Strider, the Living Streets mascot, has been visiting participating schools across Scotland. 

Since Walk to School Week launched outside Scottish Parliament last week, Strider has visited schools in Moray, Inverness, Fife, Perth and Kinross, Aberdeen and Edinburgh, before jumping on a ferry to Shetland, thanks to Northlink Ferries, to celebrate with pupils there.   

This is Strider’s first visit to Shetland and pupils at Bells Brae Primary School and Sound Primary School are looking forward to celebrating the end of a successful Walk to School Week when Strider joins them on Friday (20 May).

Strider takes the ferry

This May, we wanted to get the whole of Scotland involved so we’re really glad that Strider has been able to make the journey to Shetland – the furthest journey yet. We’ve been urging families up and down the country to give walking a go during Walk to School Week and the reception has been phenomenal. Hopefully those who have taken part in Walk to School Week will be inspired to keep putting one foot in front of the other.

Chris Thompson, Schools and Projects Coordinator, Living Streets Scotland

This is a great opportunity for us to support this fantastic initiative to help get Strider to Shetland and promote healthy, active journeys to school.

Northlink Ferries

Walking to school is a free, easy and accessible way for children to fit some vital physical activity into their day to ensure they remain fit and healthy. It also provides an opportunity for children to learn vital road safety skills and arrive at school feeling alert and ready to learn. Plus, when children walk to school there are fewer cars on the roads, reducing air pollution and congestion and making roads safer for everyone. 
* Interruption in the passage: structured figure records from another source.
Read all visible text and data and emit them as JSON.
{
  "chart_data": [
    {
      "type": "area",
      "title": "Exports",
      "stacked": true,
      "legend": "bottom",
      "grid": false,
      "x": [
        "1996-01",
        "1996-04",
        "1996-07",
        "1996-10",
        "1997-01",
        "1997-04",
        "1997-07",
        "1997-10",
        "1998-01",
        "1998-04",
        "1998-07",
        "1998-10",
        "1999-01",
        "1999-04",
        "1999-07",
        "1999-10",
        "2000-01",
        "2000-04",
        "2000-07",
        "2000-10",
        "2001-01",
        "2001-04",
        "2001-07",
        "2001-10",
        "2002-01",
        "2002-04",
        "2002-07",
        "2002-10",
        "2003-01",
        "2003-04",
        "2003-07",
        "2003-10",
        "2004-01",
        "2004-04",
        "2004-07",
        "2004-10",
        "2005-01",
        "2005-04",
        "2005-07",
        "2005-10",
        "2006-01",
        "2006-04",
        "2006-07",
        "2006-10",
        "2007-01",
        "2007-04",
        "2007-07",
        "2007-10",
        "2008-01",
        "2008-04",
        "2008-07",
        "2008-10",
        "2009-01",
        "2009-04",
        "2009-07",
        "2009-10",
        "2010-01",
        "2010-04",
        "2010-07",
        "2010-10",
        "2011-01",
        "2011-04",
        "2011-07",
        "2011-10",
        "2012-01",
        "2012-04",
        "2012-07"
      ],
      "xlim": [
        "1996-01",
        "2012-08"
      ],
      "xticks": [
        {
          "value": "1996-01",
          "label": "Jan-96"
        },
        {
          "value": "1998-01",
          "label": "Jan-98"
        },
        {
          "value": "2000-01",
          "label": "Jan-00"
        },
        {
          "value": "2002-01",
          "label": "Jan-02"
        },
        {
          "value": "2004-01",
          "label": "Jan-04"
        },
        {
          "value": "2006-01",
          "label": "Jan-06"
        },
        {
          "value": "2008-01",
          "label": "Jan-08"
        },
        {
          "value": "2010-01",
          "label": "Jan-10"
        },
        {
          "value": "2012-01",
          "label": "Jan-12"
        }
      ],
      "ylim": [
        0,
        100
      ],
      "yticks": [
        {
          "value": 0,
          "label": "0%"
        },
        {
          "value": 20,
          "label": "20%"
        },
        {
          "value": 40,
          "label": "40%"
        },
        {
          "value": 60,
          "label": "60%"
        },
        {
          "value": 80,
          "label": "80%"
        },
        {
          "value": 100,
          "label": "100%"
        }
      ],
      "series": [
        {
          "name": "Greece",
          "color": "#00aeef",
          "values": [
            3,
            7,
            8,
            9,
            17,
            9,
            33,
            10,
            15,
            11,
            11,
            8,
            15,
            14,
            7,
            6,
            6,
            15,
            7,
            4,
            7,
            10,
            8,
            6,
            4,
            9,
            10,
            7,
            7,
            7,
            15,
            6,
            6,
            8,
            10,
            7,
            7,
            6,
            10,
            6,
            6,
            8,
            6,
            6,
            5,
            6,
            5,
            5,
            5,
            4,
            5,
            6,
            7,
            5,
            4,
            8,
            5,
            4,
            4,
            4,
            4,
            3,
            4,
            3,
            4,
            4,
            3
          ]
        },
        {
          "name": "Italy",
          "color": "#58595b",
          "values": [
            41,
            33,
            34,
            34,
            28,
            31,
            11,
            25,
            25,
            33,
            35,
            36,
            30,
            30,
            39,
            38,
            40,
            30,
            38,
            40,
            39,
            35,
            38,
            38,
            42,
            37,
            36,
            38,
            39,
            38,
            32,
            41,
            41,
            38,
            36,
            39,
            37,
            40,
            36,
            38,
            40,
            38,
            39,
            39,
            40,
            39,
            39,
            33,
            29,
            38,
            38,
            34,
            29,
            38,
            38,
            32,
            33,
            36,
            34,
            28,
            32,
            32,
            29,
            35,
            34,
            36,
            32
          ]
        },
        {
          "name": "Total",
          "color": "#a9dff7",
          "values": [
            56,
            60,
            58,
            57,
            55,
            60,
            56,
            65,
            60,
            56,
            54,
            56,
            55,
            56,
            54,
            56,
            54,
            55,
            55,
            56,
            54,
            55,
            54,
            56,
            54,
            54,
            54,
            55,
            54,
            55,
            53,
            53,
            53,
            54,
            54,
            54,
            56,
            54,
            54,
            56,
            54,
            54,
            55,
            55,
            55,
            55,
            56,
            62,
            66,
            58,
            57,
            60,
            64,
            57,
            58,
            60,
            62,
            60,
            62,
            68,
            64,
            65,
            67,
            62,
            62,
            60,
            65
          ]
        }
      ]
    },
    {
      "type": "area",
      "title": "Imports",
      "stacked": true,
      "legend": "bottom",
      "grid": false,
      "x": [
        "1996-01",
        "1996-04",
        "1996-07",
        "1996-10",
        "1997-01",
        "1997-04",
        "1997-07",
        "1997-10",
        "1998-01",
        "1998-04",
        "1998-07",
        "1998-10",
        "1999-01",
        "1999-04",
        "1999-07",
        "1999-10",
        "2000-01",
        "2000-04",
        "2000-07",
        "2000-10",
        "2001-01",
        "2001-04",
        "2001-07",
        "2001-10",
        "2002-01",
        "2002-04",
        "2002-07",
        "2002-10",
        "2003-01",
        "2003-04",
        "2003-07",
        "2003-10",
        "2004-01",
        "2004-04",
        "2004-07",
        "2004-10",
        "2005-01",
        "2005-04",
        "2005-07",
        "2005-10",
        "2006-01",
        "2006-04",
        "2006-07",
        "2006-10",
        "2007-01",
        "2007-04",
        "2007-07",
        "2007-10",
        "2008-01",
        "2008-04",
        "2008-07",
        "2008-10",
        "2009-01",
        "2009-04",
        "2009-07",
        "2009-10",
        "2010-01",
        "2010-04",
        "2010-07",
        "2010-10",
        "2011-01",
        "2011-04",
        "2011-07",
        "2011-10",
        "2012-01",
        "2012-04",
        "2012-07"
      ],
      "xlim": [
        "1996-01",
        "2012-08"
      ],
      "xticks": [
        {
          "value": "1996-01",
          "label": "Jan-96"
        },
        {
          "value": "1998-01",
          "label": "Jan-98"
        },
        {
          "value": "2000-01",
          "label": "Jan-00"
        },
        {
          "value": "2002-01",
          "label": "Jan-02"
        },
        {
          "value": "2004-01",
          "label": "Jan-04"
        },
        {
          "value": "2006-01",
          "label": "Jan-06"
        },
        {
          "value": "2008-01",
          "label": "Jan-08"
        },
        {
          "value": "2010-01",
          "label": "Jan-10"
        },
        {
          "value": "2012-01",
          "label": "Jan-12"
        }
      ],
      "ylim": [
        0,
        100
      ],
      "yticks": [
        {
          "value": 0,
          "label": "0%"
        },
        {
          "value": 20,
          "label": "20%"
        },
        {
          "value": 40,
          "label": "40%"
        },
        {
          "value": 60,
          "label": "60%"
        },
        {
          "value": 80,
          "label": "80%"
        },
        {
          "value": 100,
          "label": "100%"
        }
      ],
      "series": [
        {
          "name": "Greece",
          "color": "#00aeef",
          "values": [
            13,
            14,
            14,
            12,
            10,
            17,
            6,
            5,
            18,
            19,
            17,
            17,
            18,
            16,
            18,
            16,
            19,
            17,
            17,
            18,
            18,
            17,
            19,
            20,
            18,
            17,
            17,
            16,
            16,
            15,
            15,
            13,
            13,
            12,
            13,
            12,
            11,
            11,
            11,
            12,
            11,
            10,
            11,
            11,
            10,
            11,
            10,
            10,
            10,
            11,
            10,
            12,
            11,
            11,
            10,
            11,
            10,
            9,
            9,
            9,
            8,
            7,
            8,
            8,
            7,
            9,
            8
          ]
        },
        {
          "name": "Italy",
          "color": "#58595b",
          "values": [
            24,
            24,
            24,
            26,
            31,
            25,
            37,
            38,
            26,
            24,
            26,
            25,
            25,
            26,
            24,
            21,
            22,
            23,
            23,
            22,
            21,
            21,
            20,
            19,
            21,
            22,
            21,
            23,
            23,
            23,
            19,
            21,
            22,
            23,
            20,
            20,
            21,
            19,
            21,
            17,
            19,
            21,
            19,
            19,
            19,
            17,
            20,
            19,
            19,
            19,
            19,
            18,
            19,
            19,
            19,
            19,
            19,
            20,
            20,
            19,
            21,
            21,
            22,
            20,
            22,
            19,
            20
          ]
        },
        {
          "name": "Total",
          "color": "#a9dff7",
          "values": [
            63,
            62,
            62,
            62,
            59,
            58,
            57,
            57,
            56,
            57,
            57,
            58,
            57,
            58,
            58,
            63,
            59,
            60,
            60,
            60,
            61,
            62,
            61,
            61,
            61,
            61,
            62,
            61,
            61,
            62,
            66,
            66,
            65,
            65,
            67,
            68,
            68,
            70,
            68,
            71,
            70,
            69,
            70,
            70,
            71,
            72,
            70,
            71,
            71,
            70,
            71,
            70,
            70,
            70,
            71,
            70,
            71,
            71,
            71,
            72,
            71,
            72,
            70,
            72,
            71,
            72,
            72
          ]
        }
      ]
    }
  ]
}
Despite these many benefits, over the past decade, the number of children who walk to school in Scotland has dropped from approximately 56 per cent to 46 per cent. However, when schools participate in successful walk to school schemes like Living Streets’ WoW Scotland (Walk once a Week), they see over 75 per cent of pupils regularly travelling to school by foot, scooter, cycle or park and stride.

Pupils from Abbeyhill outside Scottish Parliament

Pupils and teacher, Mr. Keith Martin from Abbeyhill Primary School are greeted by Miles Briggs MSP and Strider at Scottish Parliament to launch Walk to School Week.